Oh Morphius, Where Art Thou?
By Morphius

****************************************************************

Hey all... one of my fans. Much thanks to lazy kitsune, the only one who bothered to review. WHERE ARE ALL THE PEOPLE WHO READ MY LAST FIC?!?!?! You know who you are, you begged for a sequel, and now you're not reviewing? And as for you lazy kitsune... Why is it that you have not read and/or reviewed my previous fic? ANSWER ME DAMN IT!!! Sorry, I'm just feeling sick today. Arrrgh... Chapter two is up. Arrrgh... Oh yeah, I don't own Inuyasha, kay?

****************************************************************

Chapter Two: Airport Amusement!

Inuyasha: Kagome move over!
Kagome: I can't! You move over!
Sango: Shippo, can you get off of my leg?
Shippo: But I'm not on your leg.
Sango: You're not? But then... YOU PERVERT!! *smack*
Miroku: @_@
Shippo: *pokes Miroku* I think you killed him.
Driver: *mumbling* Dear God take me now. *louder* We're here.
Everyone: Yes!

The five of them step out of the cab.

Kagome: *handing driver money* Thank you sir.

The driver speeds off. The Inuyasha gang walks into the airport and those from Feudal Japan are forced to shield their eyes from the blinding fluorescent lights. Eventually, their eyes adjust and they stare in awe.

Shippo: Whoa.
Sango: This place is so big.
Miroku: Yeah.

They follow Kagome walks over to the ticket counter.

Kagome: Excuse me. When is your next flight to the United States?
Ticket Saleswoman: *beaming* Where were you thinking of going?
Miroku: *grabbing her hand* Anywhere you might be going.
Sango: *hitting him with the hiraikotsu* You pervert!
Miroku: Ow.
Ticket Saleswoman: *ignoring them, still beaming* You're in luck. We have a flight to New York that leaves in an hour.
Kagome: We'll take four tickets.
Ticket Saleswoman: Coach?
Kagome: Coach is fine.
Ticket Saleswoman: That will be $475.

Kagome hands the saleswoman money. She hands them their tickets and the gang follows Kagome towards the gate. But before that, they go through the metal detector. Kagome, carrying Shippo, walked through and nothing happened. But when Miroku walked through, the alarm beeped loudly.
Security guard: Will you remove any metal objects; loose change, keys, cell phone, anything like that?
Miroku: Uh…
Kagome: *whispering* The staff.
Miroku: Oh.

He hands staff to guard and walks through.

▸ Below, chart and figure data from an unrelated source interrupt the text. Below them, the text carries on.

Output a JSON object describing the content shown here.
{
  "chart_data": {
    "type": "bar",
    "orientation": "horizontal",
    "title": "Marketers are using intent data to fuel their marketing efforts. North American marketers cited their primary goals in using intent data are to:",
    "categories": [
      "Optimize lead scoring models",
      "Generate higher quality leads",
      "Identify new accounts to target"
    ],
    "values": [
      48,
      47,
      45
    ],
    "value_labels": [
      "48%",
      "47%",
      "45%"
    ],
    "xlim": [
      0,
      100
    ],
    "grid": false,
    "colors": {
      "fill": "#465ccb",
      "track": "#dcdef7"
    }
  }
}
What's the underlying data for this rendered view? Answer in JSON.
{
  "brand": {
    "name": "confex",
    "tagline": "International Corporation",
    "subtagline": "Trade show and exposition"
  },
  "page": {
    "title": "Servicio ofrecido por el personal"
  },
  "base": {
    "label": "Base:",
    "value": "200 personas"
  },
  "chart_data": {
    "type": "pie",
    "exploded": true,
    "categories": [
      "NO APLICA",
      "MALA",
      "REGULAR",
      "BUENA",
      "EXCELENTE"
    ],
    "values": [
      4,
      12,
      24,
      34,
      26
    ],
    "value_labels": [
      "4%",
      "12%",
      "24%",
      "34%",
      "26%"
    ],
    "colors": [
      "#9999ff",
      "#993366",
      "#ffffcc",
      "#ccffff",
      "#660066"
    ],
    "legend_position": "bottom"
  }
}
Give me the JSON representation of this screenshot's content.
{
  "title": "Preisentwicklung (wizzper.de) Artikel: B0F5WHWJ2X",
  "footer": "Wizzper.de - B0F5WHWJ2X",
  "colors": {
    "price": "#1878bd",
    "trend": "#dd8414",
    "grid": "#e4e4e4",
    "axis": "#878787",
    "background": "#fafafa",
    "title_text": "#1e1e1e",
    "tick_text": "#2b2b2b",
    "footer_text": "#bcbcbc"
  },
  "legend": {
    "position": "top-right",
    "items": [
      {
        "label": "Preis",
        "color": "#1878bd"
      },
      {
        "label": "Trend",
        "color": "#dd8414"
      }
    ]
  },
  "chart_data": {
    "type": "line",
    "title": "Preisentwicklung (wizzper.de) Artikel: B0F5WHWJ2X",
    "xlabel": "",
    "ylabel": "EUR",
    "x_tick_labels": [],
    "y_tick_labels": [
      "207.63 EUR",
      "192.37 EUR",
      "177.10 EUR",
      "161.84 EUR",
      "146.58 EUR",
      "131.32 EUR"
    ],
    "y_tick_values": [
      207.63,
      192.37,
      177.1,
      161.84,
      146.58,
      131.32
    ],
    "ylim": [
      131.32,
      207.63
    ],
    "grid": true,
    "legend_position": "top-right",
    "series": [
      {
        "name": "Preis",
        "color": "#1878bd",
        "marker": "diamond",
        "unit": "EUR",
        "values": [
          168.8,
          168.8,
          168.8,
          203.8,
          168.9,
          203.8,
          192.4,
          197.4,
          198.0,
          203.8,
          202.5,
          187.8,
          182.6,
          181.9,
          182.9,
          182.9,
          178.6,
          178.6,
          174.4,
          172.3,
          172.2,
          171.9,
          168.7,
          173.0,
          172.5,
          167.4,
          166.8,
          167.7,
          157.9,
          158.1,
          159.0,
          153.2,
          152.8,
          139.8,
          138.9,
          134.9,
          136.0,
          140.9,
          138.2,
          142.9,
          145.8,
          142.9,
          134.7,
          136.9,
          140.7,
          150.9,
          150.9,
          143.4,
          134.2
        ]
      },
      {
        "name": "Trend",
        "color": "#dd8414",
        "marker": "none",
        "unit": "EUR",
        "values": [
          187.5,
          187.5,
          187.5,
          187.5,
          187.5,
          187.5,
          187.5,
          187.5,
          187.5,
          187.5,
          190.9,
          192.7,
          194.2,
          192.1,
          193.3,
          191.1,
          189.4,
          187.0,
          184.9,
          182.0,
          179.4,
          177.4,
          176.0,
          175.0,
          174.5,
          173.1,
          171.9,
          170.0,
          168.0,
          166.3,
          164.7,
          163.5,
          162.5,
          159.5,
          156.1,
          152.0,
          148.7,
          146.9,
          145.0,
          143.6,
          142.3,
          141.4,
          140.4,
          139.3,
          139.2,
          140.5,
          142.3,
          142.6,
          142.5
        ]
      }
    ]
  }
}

Miroku: *taking staff back* Thank you.
Security guard: Hold it. Why do you have something like that anyhow?
Miroku: Uh…
Kagome: He has a bad leg and that helps him walk.
Security guard: Weird. He looks fine to me. But… oh, all right. Next.

Sango walks through and the alarm goes off.

Security guard: Please remove any metal objects; loose change, keys, cell phone, anything like that…

Sango shrugs, then hands him her katana.

Security guard: O_O Miss, I'm afraid you can't keep this on the plane.
Sango: But…
Security guard: *pushing her through* Next.

Inuyasha walks through and the alarm goes off again.

Security guard: *sigh, dull flat voice* Remove any metal objects; loose change, keys, cell phone…
Inuyasha: I got none of that.
Security guard: The sword.
Inuyasha: Oh, right.

The security guard takes the sword and pulls it from the sheath.

Security guard: What the? This piece of junk can't cut, let alone kill.
Kagome: Exactly. It's an antique Japanese sword.
Security guard: Uh… fine. You people are weird. What's with the crazy getups? You in a play or something?
Kagome: *nervous smile* Yeah. That's it. So we'll be going.

They run off. Sango grabs her katana without the guard noticing.

Security guard: What freaks. So now then… wait! That chick took her sword back! *sigh* Screw it. My job's hard enough as is.

He sits down and takes a nap. As he snoozes, a shadowy figure walks over and hits a switch, setting the alarm off. The guard bolts awake and looks around. Finding nothing, he goes back to sleep. The mysterious person hits it several times.

Security guard: *standing up* DAMN IT! STOP DOING THAT!!!

Everyone stares at him.

Security guard: Uh... nice day today, isn't it?
Shadowy figure: He he he.

****************************************************************

You like? And don't ask who the shadowy figure is, cuz I don't know. The last bit was added right before I posted this, so it's probably not all that good. Sorry if this is short, I'm really tired and sick and miserable and I'll stop rambling now. Later.